INSERT INTO users (email, name, visits)
VALUES ('ann@example.com', 'Ann', 1)
ON CONFLICT (email)
DO UPDATE SET visits = users.visits + 1,
              updated_at = now();

A primeira chamada cria a linha com visits = 1; cada chamada subsequente incrementa o contador em um de forma atômica. As transações concorrentes ficam enfileiradas no nível da linha, então nenhuma atualização é perdida. Adicione RETURNING para ler o novo valor de imediato:

... DO UPDATE SET visits = users.visits + 1
RETURNING visits;

Armadilhas e a diferença para o MySQL

  • Múltiplos conflitos em um único comando. Se uma linha viola dois índices únicos diferentes ao mesmo tempo, o ON CONFLICT só trata o alvo que você nomeou — o outro índice ainda lança um erro.
  • Duplicatas dentro de uma mesma lista VALUES. Você não pode atualizar a mesma linha-alvo duas vezes em um único comando: ON CONFLICT DO UPDATE command cannot affect row a second time. Remova as duplicatas da sua entrada antes de inserir.
  • Tabelas particionadas. O alvo do conflito precisa incluir a chave de particionamento.
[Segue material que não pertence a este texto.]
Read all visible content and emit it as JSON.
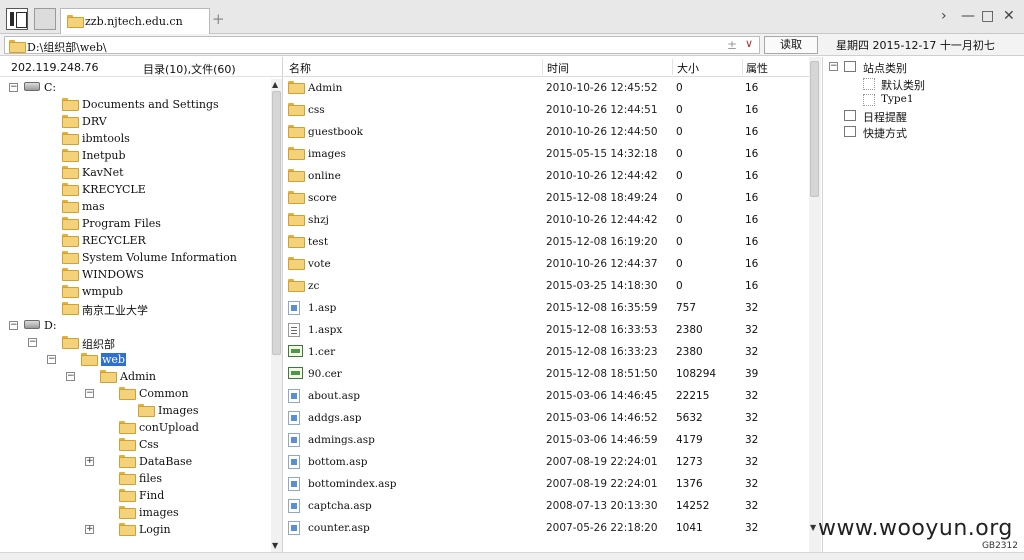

O equivalente no MySQL é o INSERT ... ON DUPLICATE KEY UPDATE. Ele dispara em qualquer chave única (nenhum alvo é nomeado) e, em vez de EXCLUDED, você usa a função VALUES() (um alias de linha nas versões mais recentes):

-- MySQL
INSERT INTO users (email, name, visits)
VALUES ('ann@example.com', 'Ann', 1)
ON DUPLICATE KEY UPDATE
    name = VALUES(name),
    visits = visits + 1;

O ClickHouse não tem um UPSERT de verdade: o motor não impõe unicidade em tempo de inserção. Os padrões usuais são o ReplacingMergeTree (a deduplicação acontece em segundo plano durante as merges) ou um INSERT simples seguido de filtragem no momento da leitura. Se você precisa de inserções idempotentes estritas e contadores atômicos agora mesmo, esse é o território do PostgreSQL e do MySQL — não o dos bancos colunares analíticos.